TIL: a ‘rational bubble’ is a thing?
One of the most prestigious journals in economics!
Dude, its your money but this is one of the worst investments I’ve ever seen, and I’ve seen some extremely terrible investments.
Yeah the risk to reward ratio is baaaaaad.
But Crypto! It’s like Uber but for money!
I’m just a lurker in this thread, but it seems to me like the “where should I keep my cash savings” and “bank vs. credit union” conversations would fit better in the thread that (I think) was spun off for that very reason?
Listening to this right now and still trying to wrap my head around the content, but the podcast guest is the developer of Strike, which appears to be a kind of transaction layer built atop the Bitcoin network enabling free, instant, global transactions not just in bitcoin, but any local currency, and without being limited to using any exclusive payment services like PayPal, etc.
If legit, sounds like it resolves many of the arguments for why BTC is impractical. And if so, it further boosts bitcoin’s use case.
Hopefully someone more financially savvy than me can listen and chime in.
I might listen to this, however, most times when the developer of something is the one touting its merits, it’s often nothing more than smoke blowing.
Are you suggesting there is bullshit, on the internet?
How dare you good sir!
Unless I’m missing something, BlockFi’s financial model makes no sense. They pay a higher rate on deposits 6%+ than they charge on loans - per their website they offer loans with interest as low as 4.4%.
Their disclosures state that:
“In order to pay our clients crypto interest on a monthly basis and to meet withdrawal requests on a timely basis, we engage in a number of activities, including (1) keeping a material amount of digital assets available for withdrawal with third parties such as Gemini, BitGo, and Coinbase; (2) purchasing, as principal, SEC-regulated equities and predominately CFTC-regulated futures and (3) applying risk management to the lending activities in the institutional market.”

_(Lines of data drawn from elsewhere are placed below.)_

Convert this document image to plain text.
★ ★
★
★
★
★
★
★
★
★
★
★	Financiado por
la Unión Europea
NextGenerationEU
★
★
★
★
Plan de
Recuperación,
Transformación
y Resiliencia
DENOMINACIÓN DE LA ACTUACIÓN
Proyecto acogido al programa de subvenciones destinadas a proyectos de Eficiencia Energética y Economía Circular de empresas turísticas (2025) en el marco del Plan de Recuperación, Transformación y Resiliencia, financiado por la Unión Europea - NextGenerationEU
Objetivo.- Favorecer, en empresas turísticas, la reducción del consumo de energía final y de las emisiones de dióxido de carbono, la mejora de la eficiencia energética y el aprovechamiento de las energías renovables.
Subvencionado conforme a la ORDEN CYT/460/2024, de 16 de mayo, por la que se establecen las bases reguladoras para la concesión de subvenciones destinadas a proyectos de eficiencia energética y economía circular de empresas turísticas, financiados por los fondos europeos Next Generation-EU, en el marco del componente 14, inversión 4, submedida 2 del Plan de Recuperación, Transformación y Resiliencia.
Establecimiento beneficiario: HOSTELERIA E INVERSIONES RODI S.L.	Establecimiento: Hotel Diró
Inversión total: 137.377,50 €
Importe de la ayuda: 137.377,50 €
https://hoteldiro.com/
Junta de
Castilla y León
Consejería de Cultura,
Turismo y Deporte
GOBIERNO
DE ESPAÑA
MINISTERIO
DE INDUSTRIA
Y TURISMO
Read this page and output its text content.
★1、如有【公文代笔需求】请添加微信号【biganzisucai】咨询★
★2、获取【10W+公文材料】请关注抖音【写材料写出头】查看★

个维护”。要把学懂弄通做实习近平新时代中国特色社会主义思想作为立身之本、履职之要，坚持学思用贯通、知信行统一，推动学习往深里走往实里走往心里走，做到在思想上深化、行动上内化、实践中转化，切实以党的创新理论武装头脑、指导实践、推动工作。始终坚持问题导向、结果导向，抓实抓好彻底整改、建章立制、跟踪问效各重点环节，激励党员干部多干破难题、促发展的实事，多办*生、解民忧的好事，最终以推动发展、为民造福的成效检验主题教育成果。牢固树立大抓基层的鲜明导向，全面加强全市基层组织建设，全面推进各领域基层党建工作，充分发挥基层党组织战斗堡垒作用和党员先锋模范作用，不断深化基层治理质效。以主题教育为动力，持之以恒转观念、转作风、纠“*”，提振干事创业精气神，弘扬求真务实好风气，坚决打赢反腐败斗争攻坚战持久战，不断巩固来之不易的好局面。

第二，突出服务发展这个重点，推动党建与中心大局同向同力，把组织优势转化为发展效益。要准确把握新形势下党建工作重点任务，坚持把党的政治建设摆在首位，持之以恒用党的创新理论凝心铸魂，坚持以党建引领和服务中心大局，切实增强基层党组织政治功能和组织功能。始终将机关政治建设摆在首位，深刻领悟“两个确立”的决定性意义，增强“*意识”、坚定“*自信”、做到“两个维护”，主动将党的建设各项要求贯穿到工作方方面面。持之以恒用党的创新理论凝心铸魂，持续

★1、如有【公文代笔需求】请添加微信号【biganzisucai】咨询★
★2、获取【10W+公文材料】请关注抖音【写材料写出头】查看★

It sounds like they take peoples crypto then generate returns by using those funds to trade equities and futures. Thus, it sounds like they are not holding all their deposits in crypto, so they would be short crypto and likely are getting crushed by the spike in prices.
Again, I could be missing something about their model, but I see a huge chance anyone lending them money is going to lose quite a bit (and as noted it’s not insured, so you have zero protection on your principal).
I feel like so many of the people who are trying to justify BTC’s current valuation assume that other assets and asset prices are rationally priced at all times.
Hell, in my lifetime, the Imperial Palace of Japan was considered to be worth more in Real Estate value than the combined value of all Real Estate in the state of California.
Yeah I’m in no position to judge, but it sounds interesting.
They might just be burning capital from some investors chucking money at anything “crypto”.
I for one think it’s very reasonable for tsla to go up 7% every day
Stonks: Meh, who cares?
Bought on Christmas Eve, it’s been a fun few weeks on the FTFT train. All aboard!
Decided being up 358% in 2 weeks was good enough though, bon voyage FTFT!
Tesla on pace to be the worlds largest company by the end of January.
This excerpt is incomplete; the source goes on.